Frontend (React) <-> FastAPI Backend <-> Keras Model
| | |
User Uploads Receives API Model Predicts
Image/Views UI Requests/Results Class & Probabilities
- User uploads an image via the frontend.
- Frontend sends the image to the FastAPI backend.
- Backend preprocesses the image and runs it through the CNN model.
- Backend returns the predicted class and probabilities.
- Frontend displays the result, recyclability status, and updates the classification history chart.
Project/
├── backend/
│ ├── main.py
│ ├── models/
│ └── util/
├── frontend/
│ ├── src/
│ │ ├── pages/
│ │ ├── components/
│ │ ├── services/
│ │ └── styles/
│ └── public/
├── data/
│ └── raw/
├── notebooks/
│ ├── preprocessing.ipynb
│ └── CNNModel.ipynb
├── requirements.txt
├── README.md
└── ...
- Backend: Python, FastAPI, TensorFlow/Keras
- Frontend: React, Chart.js, react-chartjs-2, Vite
- Other: Jupyter Notebooks, localStorage
- Image Resizing: All input images are resized to 224x224 pixels to match the input requirements of MobileNetV2.
- Image Enhancement: CLAHE (Contrast Limited Adaptive Histogram Equalization) is applied to the luminance channel to improve contrast and detail.
- Color Space Conversion: Images are converted from BGR to YCrCb for enhancement, then back to RGB for model input.
- Normalization: Pixel values are scaled to the [0, 1] range for stable training.
- Data Augmentation: Random rotations, flips, and other augmentations are applied to increase dataset diversity and reduce overfitting.
- Label Encoding: Class labels are encoded using scikit-learn’s LabelEncoder for compatibility with Keras.
- Base Model: MobileNetV2 (pretrained on ImageNet, used as feature extractor)

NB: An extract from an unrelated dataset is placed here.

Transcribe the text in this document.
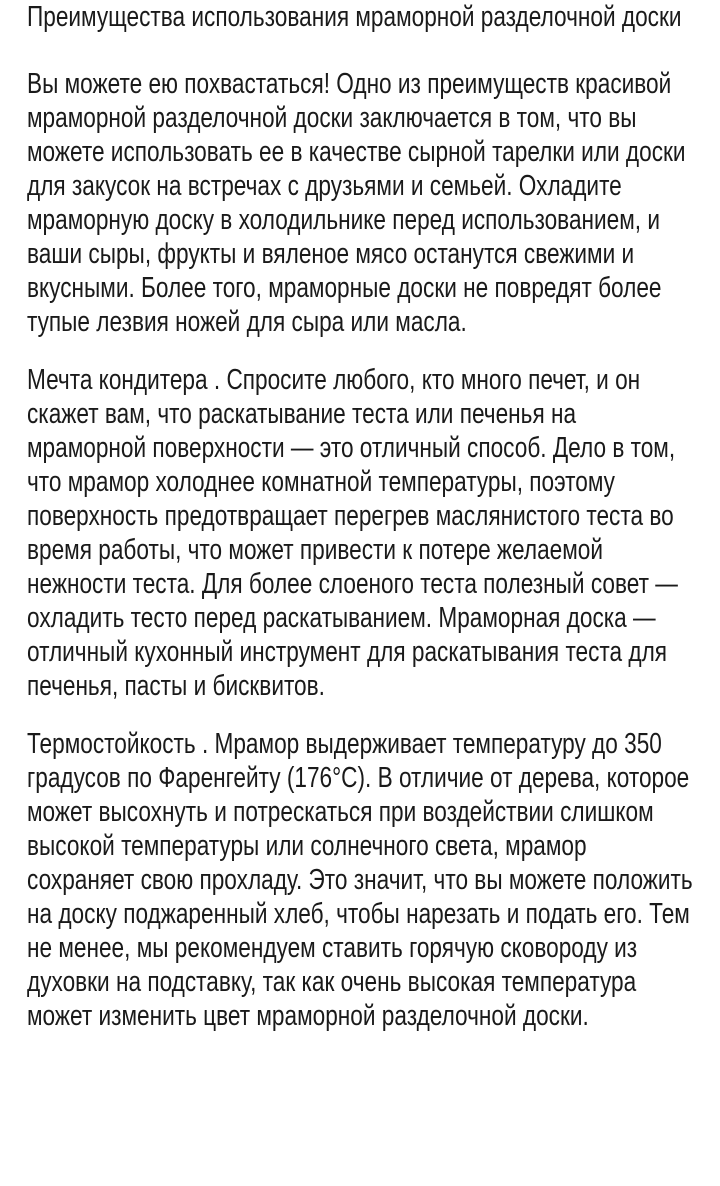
Преимущества использования мраморной разделочной доски

Вы можете ею похвастаться! Одно из преимуществ красивой мраморной разделочной доски заключается в том, что вы можете использовать ее в качестве сырной тарелки или доски для закусок на встречах с друзьями и семьей. Охладите мраморную доску в холодильнике перед использованием, и ваши сыры, фрукты и вяленое мясо останутся свежими и вкусными. Более того, мраморные доски не повредят более тупые лезвия ножей для сыра или масла.

Мечта кондитера . Спросите любого, кто много печет, и он скажет вам, что раскатывание теста или печенья на мраморной поверхности — это отличный способ. Дело в том, что мрамор холоднее комнатной температуры, поэтому поверхность предотвращает перегрев маслянистого теста во время работы, что может привести к потере желаемой нежности теста. Для более слоеного теста полезный совет — охладить тесто перед раскатыванием. Мраморная доска — отличный кухонный инструмент для раскатывания теста для печенья, пасты и бисквитов.

Термостойкость . Мрамор выдерживает температуру до 350 градусов по Фаренгейту (176°C). В отличие от дерева, которое может высохнуть и потрескаться при воздействии слишком высокой температуры или солнечного света, мрамор сохраняет свою прохладу. Это значит, что вы можете положить на доску поджаренный хлеб, чтобы нарезать и подать его. Тем не менее, мы рекомендуем ставить горячую сковороду из духовки на подставку, так как очень высокая температура может изменить цвет мраморной разделочной доски.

- Input shape: (224, 224, 3)
- All layers frozen by default; optionally, last N layers can be unfrozen for fine-tuning.
- Custom Head:
- Global Average Pooling
- Dropout (0.2)
- Dense layer with softmax activation for multi-class classification
- Training Details:
- Optimizer: Adam
- Loss: Categorical Crossentropy
- Metrics: Accuracy, Precision, Recall, AUC, Top-3 Accuracy
- K-Fold Cross Validation (5 folds) for robust evaluation
- Early Stopping and ReduceLROnPlateau callbacks for efficient training
- Ensemble: Final predictions can be made using a soft-voting ensemble of the best models from each fold.
- Python 3.11+
- Node.js & npm
- Navigate to the
backend
directory:bash cd backend
- Install Python dependencies:
bash pip install -r ../requirements.txt
- Start the FastAPI server:
bash uvicorn main:app --host localhost --port 8089 --reload
- Navigate to the
frontend
directory:bash cd frontend
- Install Node.js dependencies:
bash npm install
- Start the React development server:
bash npm run dev
- Open the frontend in your browser (usually at
http://localhost:5173
). - Upload an image to classify.
- View the predicted class, recyclability status, and previous classification chart.
- (Optional) Download a PDF report of the result (if implemented).
- K-Fold Cross Validation: The dataset is split into 5 folds; each fold trains a fresh model and evaluates on its validation split.
-
- Ensemble method with soft voting was used to get the final model combining all the best model from the cross validation folds.
- Performance Metrics: Accuracy, precision, recall, AUC, and top-3 accuracy are tracked per fold.
- Confusion Matrix: Visualized for overall and per-fold results to analyze misclassifications.
- Learning Curves: Training and validation accuracy/loss curves are plotted for each fold and averaged.
- Overall Results
Class | Precision | Recall | F1-Score |
---|---|---|---|
battery | 0.95 | 0.93 | 0.94 |
biological | 0.99 | 0.98 | 0.98 |
brown-glass | 0.93 | 0.86 | 0.90 |
cardboard | 0.95 | 0.92 | 0.94 |
clothes | 0.99 | 0.98 | 0.99 |
green-glass | 0.97 | 0.91 | 0.94 |
metal | 0.89 | 0.81 | 0.85 |
paper | 0.92 | 0.94 | 0.93 |
plastic | 0.80 | 0.82 | 0.81 |
shoes | 0.97 | 0.99 | 0.98 |
trash | 0.90 | 0.96 | 0.93 |
white-glass | 0.77 | 0.89 | 0.83 |
accuracy | 0.92 | ||
macro avg | 0.92 | 0.92 | 0.92 |
weighted avg | 0.92 | 0.92 | 0.92 |

Contributions are welcome! Please fork the repository and submit a pull request. For major changes, open an issue first to discuss what you would like to change.
This project is for educational purposes as part of the Digital Image Processing course.